A clothing store, Victoria’s Closet, occupied the house from 1968-1974. Nina Parrish bought the house and opened the Old House Restaurant in 1975, adding a commercial kitchen addition to the back of the house. After the Old House closed in 1981, she rented the building first to the Twin Dragon Chinese Restaurant and then to Claire’s Café. Claire’s owner Margaret M. Pless bought the house in 1986. The Pless family worked to get the house listed on the National Register of Historic Places, and the plaque was installed on the property in 1989. La Grillade Restaurant opened in 1993 and was soon supplanted by Dominick’s.

In 2000, Elizabeth Woodhouse and Shane Ingram bought the building and opened the Four Square Restaurant. After they closed in 2016, the house lingered for sale as a business property for some years. The current owner had long admired the house when it was Four Square. After the for-sale sign appeared on the property, he thought about buying it as a residence instead of a business and finally contacted a realtor to make an offer. After some negotiation between the realtors and the seller, the proposal to buy the house as a private home was accepted, and the family moved into their new home in 2019.

The current owner’s family live on the lower floor, with the living room and a dining room with a kitchenette on the right side, and two bedrooms on the left. The buyer was very happy to see that, even after so many different businesses in the space over so many years, there had been little change to the interior of the house since the Mangum family had lived here. Much of the original woodwork, fireplaces, windows, and floors- now accented by antique rugs from The Persian Carpet- all remained in place. Even the original handcrank doorbell remained on the side door!

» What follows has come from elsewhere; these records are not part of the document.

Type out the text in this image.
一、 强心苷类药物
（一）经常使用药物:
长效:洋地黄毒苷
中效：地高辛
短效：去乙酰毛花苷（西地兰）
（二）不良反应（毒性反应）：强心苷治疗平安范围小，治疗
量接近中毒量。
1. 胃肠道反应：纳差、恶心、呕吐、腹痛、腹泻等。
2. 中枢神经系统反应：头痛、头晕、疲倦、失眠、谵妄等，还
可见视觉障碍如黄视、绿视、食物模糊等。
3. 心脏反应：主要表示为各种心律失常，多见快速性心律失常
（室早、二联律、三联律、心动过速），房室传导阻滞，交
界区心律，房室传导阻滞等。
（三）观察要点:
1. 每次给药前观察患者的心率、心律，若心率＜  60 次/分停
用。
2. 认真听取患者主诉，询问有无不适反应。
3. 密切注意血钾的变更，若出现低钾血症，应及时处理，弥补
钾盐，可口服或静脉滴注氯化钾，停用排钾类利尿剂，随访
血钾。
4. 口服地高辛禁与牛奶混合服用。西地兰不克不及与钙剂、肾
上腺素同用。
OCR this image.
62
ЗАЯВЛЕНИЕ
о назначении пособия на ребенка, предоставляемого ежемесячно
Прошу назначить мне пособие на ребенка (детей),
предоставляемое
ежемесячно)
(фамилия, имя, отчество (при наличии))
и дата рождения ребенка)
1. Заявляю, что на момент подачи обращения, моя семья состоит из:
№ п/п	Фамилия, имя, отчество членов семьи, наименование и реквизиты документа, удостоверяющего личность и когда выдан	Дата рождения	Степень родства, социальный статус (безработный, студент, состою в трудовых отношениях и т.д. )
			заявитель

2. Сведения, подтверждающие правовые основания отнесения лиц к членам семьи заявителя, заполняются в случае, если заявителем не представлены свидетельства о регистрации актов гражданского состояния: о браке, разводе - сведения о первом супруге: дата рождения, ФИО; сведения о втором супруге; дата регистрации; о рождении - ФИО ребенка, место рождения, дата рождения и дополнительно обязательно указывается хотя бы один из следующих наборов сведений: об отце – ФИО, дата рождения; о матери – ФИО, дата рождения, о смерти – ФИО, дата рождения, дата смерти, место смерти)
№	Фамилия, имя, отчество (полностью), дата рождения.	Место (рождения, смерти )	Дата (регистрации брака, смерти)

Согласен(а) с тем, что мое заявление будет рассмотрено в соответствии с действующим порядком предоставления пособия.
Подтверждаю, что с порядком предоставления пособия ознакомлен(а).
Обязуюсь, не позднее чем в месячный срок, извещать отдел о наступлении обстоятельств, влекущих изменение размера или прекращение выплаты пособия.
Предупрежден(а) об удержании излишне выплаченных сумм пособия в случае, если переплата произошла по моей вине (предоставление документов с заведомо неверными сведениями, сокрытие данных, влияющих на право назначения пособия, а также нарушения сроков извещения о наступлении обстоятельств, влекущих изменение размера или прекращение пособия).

Tourgoers can see the 1975 commercial kitchen addition from the back hall. As the renovation continues, and the space is brought up to modern code by ARC Electric, this space will be turned into a family kitchen and two bedrooms. The two current bedrooms on the main floor will become an office and a playroom.

The owner worked with the Ward Design Group to renovate the upstairs into a two-bedroom Airbnb, accessible from a private cast iron stairway from the left side of the parking area. There is a large open space with two original bedrooms connected as a living room and dine-in kitchen, designed by Kaylor Russell of Kitchen & Bath Galleries of Chapel Hill. Brown Brothers Plumbing and Heating installed a bathroom on the upper floor, which had never had one before! The upstairs has always had its own front porch opening from the central hall, something guests will enjoy on a lovely Durham evening.



I took my girlfriend there for her birthday -- I wish I could afford to visit more often. Although I have to say that the house was actually more interesting than the food. I didn't think to ask if they did tours.

I remember when it was the Old House Restaurant in the late 70's, run by Nina Parrish. I ate there several times. The food was excellent, the ambiance welcoming, and the house itself was memorable. Thanks for posting the photo and reminding me of a great experience long ago.

Alex Tanford

Since its located on Chapel Hill Road (directly across the street from La Vaquita aka "the Cow Store") this might fit better in the Tuscaloosa/Lakewood section, especially for those new to the area and trying to get a feel for the neighborhoods.